「パリ、テキサス」「ベルリン・天使の詩」のヴィム・ヴェンダース監督作という事で鑑賞。
1つの事故で運命を狂わされていく男女を描く。「誰のせいでもない」、いや「誰のせいにも出来ない」彼らの苦悩は彼ら自身の心を蝕んでいく。
真っ白な雪に包まれたカナダ、モントリオール郊外。田舎道で車を走らせていた作家のトマス(ジェームズ・フランコ)は、丘からソリで滑り降りて来た少年が突如目の前に現れ、慌てて急ブレーキを踏む。ソリの少年クリストファーは、怪我もなく、無事に思えたが—— 。
少年の母ケイト(シャルロット・ゲンズブール)が呟いた言葉で、背筋が凍った。
「ニコラスは?」
事故の犠牲者はクリストファーではなかった。
淡々と2年、4年、更に4年…と凡そ12年もの月日が流れていく。
一時は酒に溺れ、自殺も試みたトマスだったが。時が移るにつれ、彼を支え続けた恋人サラ(レイチェル・マクアダムス)は彼の元を去り、編集者のアン(マリ=ジョゼ・クローズ)と付き合うようになる。トマスの小説はヒットし、彼は成功を収めたに見えたが…。
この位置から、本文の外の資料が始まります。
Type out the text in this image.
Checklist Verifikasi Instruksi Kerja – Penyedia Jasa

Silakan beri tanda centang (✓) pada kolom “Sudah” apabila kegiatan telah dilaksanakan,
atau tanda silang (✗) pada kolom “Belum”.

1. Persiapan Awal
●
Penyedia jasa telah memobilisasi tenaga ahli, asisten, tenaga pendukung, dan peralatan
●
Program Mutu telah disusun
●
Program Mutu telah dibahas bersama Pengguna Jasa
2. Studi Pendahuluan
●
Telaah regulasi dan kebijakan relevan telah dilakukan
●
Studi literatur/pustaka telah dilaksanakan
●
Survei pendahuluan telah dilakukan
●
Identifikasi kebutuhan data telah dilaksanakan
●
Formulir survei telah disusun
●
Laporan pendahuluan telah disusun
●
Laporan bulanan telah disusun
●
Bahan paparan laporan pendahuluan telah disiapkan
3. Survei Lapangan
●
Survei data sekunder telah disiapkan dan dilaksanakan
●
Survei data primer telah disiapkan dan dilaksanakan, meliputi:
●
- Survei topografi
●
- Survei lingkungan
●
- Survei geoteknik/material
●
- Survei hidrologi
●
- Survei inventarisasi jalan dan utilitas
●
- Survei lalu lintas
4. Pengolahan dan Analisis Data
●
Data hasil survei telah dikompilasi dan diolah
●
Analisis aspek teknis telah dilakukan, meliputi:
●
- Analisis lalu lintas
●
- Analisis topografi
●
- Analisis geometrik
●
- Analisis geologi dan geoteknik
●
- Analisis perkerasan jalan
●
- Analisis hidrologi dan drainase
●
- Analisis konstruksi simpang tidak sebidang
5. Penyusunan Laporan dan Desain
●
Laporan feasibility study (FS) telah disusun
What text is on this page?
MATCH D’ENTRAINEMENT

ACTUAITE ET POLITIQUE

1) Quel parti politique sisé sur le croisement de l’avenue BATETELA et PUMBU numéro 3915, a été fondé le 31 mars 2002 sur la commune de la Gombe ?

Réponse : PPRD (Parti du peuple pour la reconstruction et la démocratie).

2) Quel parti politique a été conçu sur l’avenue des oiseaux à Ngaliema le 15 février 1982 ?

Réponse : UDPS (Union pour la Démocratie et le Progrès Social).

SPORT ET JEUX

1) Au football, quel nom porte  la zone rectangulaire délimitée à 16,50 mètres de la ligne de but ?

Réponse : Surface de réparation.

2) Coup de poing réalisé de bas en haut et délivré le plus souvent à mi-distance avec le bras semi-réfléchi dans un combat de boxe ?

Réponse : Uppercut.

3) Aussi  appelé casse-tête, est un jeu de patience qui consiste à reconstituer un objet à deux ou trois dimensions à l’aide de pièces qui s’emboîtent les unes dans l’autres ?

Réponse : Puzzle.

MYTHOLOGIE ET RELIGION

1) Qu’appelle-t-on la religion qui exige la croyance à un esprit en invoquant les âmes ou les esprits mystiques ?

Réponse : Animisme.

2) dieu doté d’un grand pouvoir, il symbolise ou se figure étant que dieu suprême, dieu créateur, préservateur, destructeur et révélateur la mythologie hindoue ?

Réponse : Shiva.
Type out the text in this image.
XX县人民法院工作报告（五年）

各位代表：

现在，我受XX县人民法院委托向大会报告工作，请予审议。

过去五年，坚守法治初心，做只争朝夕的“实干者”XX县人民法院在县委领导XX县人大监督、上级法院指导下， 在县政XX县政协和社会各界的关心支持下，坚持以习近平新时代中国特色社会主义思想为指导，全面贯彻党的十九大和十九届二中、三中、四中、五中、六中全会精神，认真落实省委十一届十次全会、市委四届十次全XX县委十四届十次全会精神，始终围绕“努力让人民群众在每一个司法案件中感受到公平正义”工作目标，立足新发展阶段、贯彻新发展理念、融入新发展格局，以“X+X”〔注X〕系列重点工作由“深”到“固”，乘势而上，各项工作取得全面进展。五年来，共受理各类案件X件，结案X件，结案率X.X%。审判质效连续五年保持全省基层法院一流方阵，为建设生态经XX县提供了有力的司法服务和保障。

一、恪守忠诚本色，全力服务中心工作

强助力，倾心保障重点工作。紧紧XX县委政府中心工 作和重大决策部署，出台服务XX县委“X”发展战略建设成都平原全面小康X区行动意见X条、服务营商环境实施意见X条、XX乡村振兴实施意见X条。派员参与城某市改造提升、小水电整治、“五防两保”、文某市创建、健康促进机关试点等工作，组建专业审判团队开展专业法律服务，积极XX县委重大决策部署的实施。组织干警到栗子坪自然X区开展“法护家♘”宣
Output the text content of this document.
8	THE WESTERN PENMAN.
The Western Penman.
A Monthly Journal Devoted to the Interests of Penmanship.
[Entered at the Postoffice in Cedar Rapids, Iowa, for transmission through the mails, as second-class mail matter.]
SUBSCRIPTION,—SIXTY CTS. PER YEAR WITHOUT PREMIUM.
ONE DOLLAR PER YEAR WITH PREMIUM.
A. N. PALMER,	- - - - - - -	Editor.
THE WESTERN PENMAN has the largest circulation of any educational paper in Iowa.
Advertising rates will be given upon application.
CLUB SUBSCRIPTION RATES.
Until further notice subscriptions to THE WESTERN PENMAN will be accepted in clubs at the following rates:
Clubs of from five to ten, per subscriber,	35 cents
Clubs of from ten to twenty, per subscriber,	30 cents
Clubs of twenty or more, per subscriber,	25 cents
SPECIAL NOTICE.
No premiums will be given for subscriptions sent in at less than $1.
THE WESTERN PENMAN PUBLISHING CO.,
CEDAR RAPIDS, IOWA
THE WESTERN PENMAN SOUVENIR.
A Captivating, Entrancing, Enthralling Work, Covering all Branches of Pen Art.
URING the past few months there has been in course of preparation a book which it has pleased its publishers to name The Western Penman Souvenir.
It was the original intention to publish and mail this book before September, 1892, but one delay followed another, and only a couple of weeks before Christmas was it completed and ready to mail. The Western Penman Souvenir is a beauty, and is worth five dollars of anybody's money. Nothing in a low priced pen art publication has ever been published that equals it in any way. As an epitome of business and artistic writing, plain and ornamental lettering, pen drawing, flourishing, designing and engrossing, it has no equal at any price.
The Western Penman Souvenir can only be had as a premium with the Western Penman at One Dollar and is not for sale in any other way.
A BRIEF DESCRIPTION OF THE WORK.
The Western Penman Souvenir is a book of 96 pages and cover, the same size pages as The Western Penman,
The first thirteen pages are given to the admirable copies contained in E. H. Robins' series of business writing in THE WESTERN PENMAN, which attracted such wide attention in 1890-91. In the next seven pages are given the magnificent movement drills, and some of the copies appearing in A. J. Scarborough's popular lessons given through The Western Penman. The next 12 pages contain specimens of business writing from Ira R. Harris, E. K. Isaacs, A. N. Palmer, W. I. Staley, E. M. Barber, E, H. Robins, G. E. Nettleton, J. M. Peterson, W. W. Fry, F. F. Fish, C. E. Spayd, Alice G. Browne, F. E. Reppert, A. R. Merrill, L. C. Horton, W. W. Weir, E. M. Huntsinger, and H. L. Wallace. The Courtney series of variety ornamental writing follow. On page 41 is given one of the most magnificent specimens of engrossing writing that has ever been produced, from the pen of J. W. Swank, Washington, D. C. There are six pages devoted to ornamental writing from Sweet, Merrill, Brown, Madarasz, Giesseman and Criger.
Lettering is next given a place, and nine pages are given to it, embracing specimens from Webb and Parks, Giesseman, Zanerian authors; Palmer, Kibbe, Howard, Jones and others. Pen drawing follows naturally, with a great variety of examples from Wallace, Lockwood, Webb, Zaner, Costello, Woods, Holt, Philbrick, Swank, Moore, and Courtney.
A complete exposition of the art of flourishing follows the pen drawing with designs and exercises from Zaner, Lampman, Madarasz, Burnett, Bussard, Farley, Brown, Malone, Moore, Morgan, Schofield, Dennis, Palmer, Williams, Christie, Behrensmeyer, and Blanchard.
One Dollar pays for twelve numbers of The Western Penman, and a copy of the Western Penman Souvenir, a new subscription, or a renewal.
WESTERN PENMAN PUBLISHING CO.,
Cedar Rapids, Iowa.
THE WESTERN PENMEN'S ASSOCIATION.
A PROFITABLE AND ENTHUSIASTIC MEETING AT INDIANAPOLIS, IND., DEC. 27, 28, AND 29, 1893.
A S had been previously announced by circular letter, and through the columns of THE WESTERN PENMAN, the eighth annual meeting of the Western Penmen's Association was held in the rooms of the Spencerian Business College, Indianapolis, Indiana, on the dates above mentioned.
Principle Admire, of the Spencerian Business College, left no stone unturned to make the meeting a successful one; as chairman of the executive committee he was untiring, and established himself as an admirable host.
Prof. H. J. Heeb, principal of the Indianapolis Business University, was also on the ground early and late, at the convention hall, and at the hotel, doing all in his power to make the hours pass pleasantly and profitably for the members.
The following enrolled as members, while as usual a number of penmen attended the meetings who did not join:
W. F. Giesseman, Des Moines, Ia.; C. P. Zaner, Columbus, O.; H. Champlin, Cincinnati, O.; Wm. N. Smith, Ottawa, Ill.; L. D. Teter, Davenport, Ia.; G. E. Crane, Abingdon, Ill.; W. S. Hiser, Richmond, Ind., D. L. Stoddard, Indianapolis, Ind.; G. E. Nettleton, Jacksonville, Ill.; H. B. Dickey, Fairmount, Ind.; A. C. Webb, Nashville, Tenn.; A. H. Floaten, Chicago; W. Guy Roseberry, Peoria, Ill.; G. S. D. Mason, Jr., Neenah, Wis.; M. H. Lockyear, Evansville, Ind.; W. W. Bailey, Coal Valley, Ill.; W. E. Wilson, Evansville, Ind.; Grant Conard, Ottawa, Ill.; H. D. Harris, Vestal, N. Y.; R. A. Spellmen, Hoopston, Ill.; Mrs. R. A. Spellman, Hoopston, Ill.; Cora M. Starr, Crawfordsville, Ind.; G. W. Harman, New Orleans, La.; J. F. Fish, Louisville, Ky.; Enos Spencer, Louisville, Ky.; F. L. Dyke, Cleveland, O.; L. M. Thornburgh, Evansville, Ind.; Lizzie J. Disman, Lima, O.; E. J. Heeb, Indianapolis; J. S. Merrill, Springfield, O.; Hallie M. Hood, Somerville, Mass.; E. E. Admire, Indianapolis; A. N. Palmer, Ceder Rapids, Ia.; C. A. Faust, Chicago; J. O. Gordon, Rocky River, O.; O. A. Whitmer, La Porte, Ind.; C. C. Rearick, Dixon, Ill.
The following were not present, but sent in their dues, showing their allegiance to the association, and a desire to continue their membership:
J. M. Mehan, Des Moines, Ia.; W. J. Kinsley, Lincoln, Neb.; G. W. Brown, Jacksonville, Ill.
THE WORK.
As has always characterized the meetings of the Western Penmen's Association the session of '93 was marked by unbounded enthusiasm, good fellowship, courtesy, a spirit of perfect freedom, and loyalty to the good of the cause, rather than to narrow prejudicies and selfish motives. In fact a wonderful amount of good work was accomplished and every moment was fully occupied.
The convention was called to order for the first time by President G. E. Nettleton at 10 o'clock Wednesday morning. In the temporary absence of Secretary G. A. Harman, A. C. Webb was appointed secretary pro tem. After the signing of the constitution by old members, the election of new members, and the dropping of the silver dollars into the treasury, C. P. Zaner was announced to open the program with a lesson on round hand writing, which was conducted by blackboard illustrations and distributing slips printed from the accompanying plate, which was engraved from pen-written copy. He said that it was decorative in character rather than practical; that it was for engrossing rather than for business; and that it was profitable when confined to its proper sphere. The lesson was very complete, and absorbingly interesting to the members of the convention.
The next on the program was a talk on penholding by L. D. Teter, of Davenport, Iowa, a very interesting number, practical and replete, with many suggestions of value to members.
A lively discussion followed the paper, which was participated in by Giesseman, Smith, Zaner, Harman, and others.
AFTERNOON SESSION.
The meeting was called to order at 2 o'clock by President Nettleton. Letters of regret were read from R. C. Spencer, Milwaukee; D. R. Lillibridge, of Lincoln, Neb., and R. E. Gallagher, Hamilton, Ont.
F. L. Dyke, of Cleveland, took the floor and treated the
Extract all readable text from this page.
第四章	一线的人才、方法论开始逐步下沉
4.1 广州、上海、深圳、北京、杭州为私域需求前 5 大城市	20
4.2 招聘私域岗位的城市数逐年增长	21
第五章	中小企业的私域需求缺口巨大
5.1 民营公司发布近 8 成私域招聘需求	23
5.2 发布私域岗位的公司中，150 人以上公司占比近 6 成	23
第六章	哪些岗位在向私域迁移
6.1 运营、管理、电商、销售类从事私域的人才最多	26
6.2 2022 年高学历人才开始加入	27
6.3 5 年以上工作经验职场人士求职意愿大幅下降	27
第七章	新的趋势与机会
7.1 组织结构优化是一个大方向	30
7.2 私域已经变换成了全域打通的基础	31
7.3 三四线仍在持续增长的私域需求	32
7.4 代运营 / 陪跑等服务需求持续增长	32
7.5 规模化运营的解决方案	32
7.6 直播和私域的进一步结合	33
シャルロット・ゲンズブールがいつか発狂するんじゃないかという恐怖。この人、他の作品(ラース・フォン・トリアー監督の「アンチクライスト」)のイメージが強過ぎて、存在自体がもはや怖い。
不穏な空気を掻き立てる音楽が俊逸。
レイチェル・マクアダムスのビンタ2発で目が覚めた。あと、何者かがトマスとアンのベッドにおしっこする事件よ。地味に嫌。
「誰のせいでもない」
一見優しく聞こえる言葉だが、所詮は因果応報。誰に責められる訳でなくとも、トマスは自身を責めるし、過去を克服し、世間的に成功を収めたに見えても、それがまた別の憎しみを生んでしまう。
最後はハグで。
憎しみを抱く相手に、愛をもってハグをする。全てに於ける真の解決法はまさにこれに尽きるのかも知れない。
取り立てて何が起きるという訳でもなく、あくまでキャラクターの内面を細やかに描き出すのがこの作品の特質だと思うが、些か退屈かなぁ。
巨匠ヴィム・ヴェンダース監督作という事で、期待し過ぎたというのが本音。